Plaintiff next argues that the trial court erred by not permitting evidence or testimony regarding claims that were paid by defendants on plaintiff's behalf in regard to his no-fault claim. We disagree. "A trial court's decision to admit or exclude evidence is reviewed for an abuse of discretion." Edry, 486 Mich at 639.
The trial court did not abuse its discretion. Plaintiff's representation of the record is, again, flawed. First, we note that the trial court did permit evidence regarding claims that were paid by defendants without dispute. Defendants' claims adjustor clearly testified regarding claims that were paid and unpaid by defendants.
Plaintiff fails to distinguish between claims that were paid without dispute, and claims that were paid pursuant to a settlement. MRE 408 plainly provides, in relevant part:
Evidence of (1) furnishing or offering or promising to furnish, or (2) accepting or offering or promising to accept, a valuable consideration in compromising or attempting to compromise a claim which was disputed as to either validity or amount, is not admissible to prove liability for or invalidity of the claim or its amount.MRE 409 prohibits evidence of "offering or promising to pay" medical expenses in order to "prove [a party's] liability for the injury." MRE 408 has been found to apply to evidence of a settlement made by a party to a lawsuit with a third person when the evidence is admitted to prove the party's liability.
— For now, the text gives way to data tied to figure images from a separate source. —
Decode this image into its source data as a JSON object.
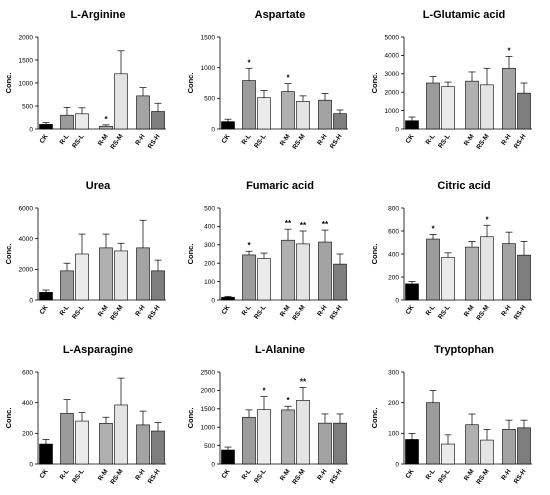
{
  "chart_data": [
    {
      "type": "bar",
      "title": "L-Arginine",
      "ylabel": "Conc.",
      "categories": [
        "CK",
        "R-L",
        "RS-L",
        "R-M",
        "RS-M",
        "R-H",
        "RS-H"
      ],
      "values": [
        100,
        300,
        330,
        60,
        1200,
        720,
        380
      ],
      "errors": [
        40,
        170,
        130,
        30,
        500,
        180,
        180
      ],
      "stars": [
        "",
        "",
        "",
        "*",
        "",
        "",
        ""
      ],
      "ylim": [
        0,
        2000
      ],
      "yticks": [
        "0",
        "500",
        "1000",
        "1500",
        "2000"
      ]
    },
    {
      "type": "bar",
      "title": "Aspartate",
      "ylabel": "Conc.",
      "categories": [
        "CK",
        "R-L",
        "RS-L",
        "R-M",
        "RS-M",
        "R-H",
        "RS-H"
      ],
      "values": [
        120,
        790,
        510,
        610,
        450,
        470,
        250
      ],
      "errors": [
        40,
        200,
        120,
        130,
        90,
        110,
        60
      ],
      "stars": [
        "",
        "*",
        "",
        "*",
        "",
        "",
        ""
      ],
      "ylim": [
        0,
        1500
      ],
      "yticks": [
        "0",
        "500",
        "1000",
        "1500"
      ]
    },
    {
      "type": "bar",
      "title": "L-Glutamic acid",
      "ylabel": "Conc.",
      "categories": [
        "CK",
        "R-L",
        "RS-L",
        "R-M",
        "RS-M",
        "R-H",
        "RS-H"
      ],
      "values": [
        450,
        2500,
        2300,
        2600,
        2400,
        3300,
        1950
      ],
      "errors": [
        200,
        350,
        250,
        500,
        900,
        650,
        550
      ],
      "stars": [
        "",
        "",
        "",
        "",
        "",
        "*",
        ""
      ],
      "ylim": [
        0,
        5000
      ],
      "yticks": [
        "0",
        "1000",
        "2000",
        "3000",
        "4000",
        "5000"
      ]
    },
    {
      "type": "bar",
      "title": "Urea",
      "ylabel": "Conc.",
      "categories": [
        "CK",
        "R-L",
        "RS-L",
        "R-M",
        "RS-M",
        "R-H",
        "RS-H"
      ],
      "values": [
        500,
        1900,
        3000,
        3400,
        3200,
        3400,
        1900
      ],
      "errors": [
        150,
        500,
        1300,
        900,
        500,
        1800,
        700
      ],
      "stars": [
        "",
        "",
        "",
        "",
        "",
        "",
        ""
      ],
      "ylim": [
        0,
        6000
      ],
      "yticks": [
        "0",
        "2000",
        "4000",
        "6000"
      ]
    },
    {
      "type": "bar",
      "title": "Fumaric acid",
      "ylabel": "Conc.",
      "categories": [
        "CK",
        "R-L",
        "RS-L",
        "R-M",
        "RS-M",
        "R-H",
        "RS-H"
      ],
      "values": [
        15,
        245,
        225,
        325,
        305,
        315,
        195
      ],
      "errors": [
        5,
        20,
        30,
        60,
        70,
        65,
        55
      ],
      "stars": [
        "",
        "*",
        "",
        "**",
        "**",
        "**",
        ""
      ],
      "ylim": [
        0,
        500
      ],
      "yticks": [
        "0",
        "100",
        "200",
        "300",
        "400",
        "500"
      ]
    },
    {
      "type": "bar",
      "title": "Citric acid",
      "ylabel": "Conc.",
      "categories": [
        "CK",
        "R-L",
        "RS-L",
        "R-M",
        "RS-M",
        "R-H",
        "RS-H"
      ],
      "values": [
        140,
        530,
        370,
        460,
        550,
        490,
        390
      ],
      "errors": [
        20,
        40,
        40,
        50,
        100,
        100,
        120
      ],
      "stars": [
        "",
        "*",
        "",
        "",
        "*",
        "",
        ""
      ],
      "ylim": [
        0,
        800
      ],
      "yticks": [
        "0",
        "200",
        "400",
        "600",
        "800"
      ]
    },
    {
      "type": "bar",
      "title": "L-Asparagine",
      "ylabel": "Conc.",
      "categories": [
        "CK",
        "R-L",
        "RS-L",
        "R-M",
        "RS-M",
        "R-H",
        "RS-H"
      ],
      "values": [
        130,
        330,
        280,
        265,
        385,
        255,
        215
      ],
      "errors": [
        30,
        90,
        55,
        40,
        175,
        90,
        55
      ],
      "stars": [
        "",
        "",
        "",
        "",
        "",
        "",
        ""
      ],
      "ylim": [
        0,
        600
      ],
      "yticks": [
        "0",
        "200",
        "400",
        "600"
      ]
    },
    {
      "type": "bar",
      "title": "L-Alanine",
      "ylabel": "Conc.",
      "categories": [
        "CK",
        "R-L",
        "RS-L",
        "R-M",
        "RS-M",
        "R-H",
        "RS-H"
      ],
      "values": [
        380,
        1270,
        1480,
        1470,
        1730,
        1110,
        1110
      ],
      "errors": [
        80,
        200,
        350,
        100,
        350,
        250,
        250
      ],
      "stars": [
        "",
        "",
        "*",
        "*",
        "**",
        "",
        ""
      ],
      "ylim": [
        0,
        2500
      ],
      "yticks": [
        "0",
        "500",
        "1000",
        "1500",
        "2000",
        "2500"
      ]
    },
    {
      "type": "bar",
      "title": "Tryptophan",
      "ylabel": "Conc.",
      "categories": [
        "CK",
        "R-L",
        "RS-L",
        "R-M",
        "RS-M",
        "R-H",
        "RS-H"
      ],
      "values": [
        80,
        200,
        65,
        128,
        78,
        113,
        118
      ],
      "errors": [
        20,
        40,
        30,
        35,
        35,
        30,
        25
      ],
      "stars": [
        "",
        "",
        "",
        "",
        "",
        "",
        ""
      ],
      "ylim": [
        0,
        300
      ],
      "yticks": [
        "0",
        "100",
        "200",
        "300"
      ]
    }
  ],
  "colors": {
    "CK": "#000000",
    "R-L": "#9b9b9b",
    "RS-L": "#ebebeb",
    "R-M": "#b0b0b0",
    "RS-M": "#e3e3e3",
    "R-H": "#a3a3a3",
    "RS-H": "#7e7e7e"
  }
}
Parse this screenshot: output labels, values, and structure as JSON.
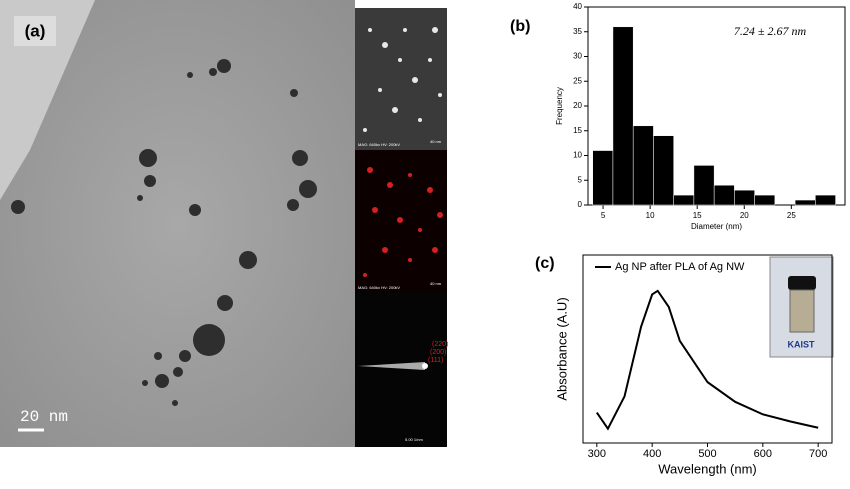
{
  "panels": {
    "a": {
      "label": "(a)",
      "scale_bar": "20 nm",
      "hr_info": "MAG: 640kx  HV: 200kV",
      "hr_scale": "40 nm",
      "map_info": "MAG: 640kx  HV: 200kV",
      "map_scale": "40 nm",
      "saed_rings": [
        "(220)",
        "(200)",
        "(111)"
      ],
      "saed_scale": "5.00 1/nm"
    },
    "b": {
      "label": "(b)"
    },
    "c": {
      "label": "(c)",
      "inset_text": "KAIST"
    }
  },
  "chart_data": [
    {
      "type": "histogram",
      "annotation": "7.24 ± 2.67 nm",
      "x_label": "Diameter (nm)",
      "y_label": "Frequency",
      "bins": [
        3.9,
        6.05,
        8.2,
        10.35,
        12.5,
        14.65,
        16.8,
        18.95,
        21.1,
        23.25,
        25.4,
        27.55,
        29.7
      ],
      "values": [
        11,
        36,
        16,
        14,
        2,
        8,
        4,
        3,
        2,
        0,
        1,
        2
      ],
      "color": "#000000",
      "xlim": [
        3.4,
        30.7
      ],
      "xticks": [
        5,
        10,
        15,
        20,
        25
      ],
      "ylim": [
        0,
        40
      ],
      "yticks": [
        0,
        5,
        10,
        15,
        20,
        25,
        30,
        35,
        40
      ]
    },
    {
      "type": "line",
      "x_label": "Wavelength (nm)",
      "y_label": "Absorbance (A.U)",
      "x": [
        300,
        320,
        350,
        380,
        400,
        410,
        430,
        450,
        500,
        550,
        600,
        650,
        700
      ],
      "series": [
        {
          "name": "Ag NP after PLA of Ag NW",
          "color": "#000000",
          "values": [
            0.17,
            0.08,
            0.26,
            0.65,
            0.83,
            0.85,
            0.76,
            0.57,
            0.34,
            0.23,
            0.16,
            0.12,
            0.085
          ]
        }
      ],
      "xlim": [
        275,
        725
      ],
      "xticks": [
        300,
        400,
        500,
        600,
        700
      ],
      "ylim": [
        0,
        1.05
      ]
    }
  ]
}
Windemuller Electric Co v Blodgett Memorial Med Ctr, 130 Mich App 17, 20-23; 343 NW2d 223 (1983).
Here, the trial court allowed the admission of all evidence regarding defendants' payments made or not made relating to plaintiff's claim, except with regard to its settlements with other parties. In the trial court and on appeal, plaintiff has been unable to provide a reason, other than liability, why the evidence of the settlements should be admitted. Thus, the trial court did not abuse its discretion.
Affirmed. Defendants, the prevailing parties, may tax costs. MCR 7.219.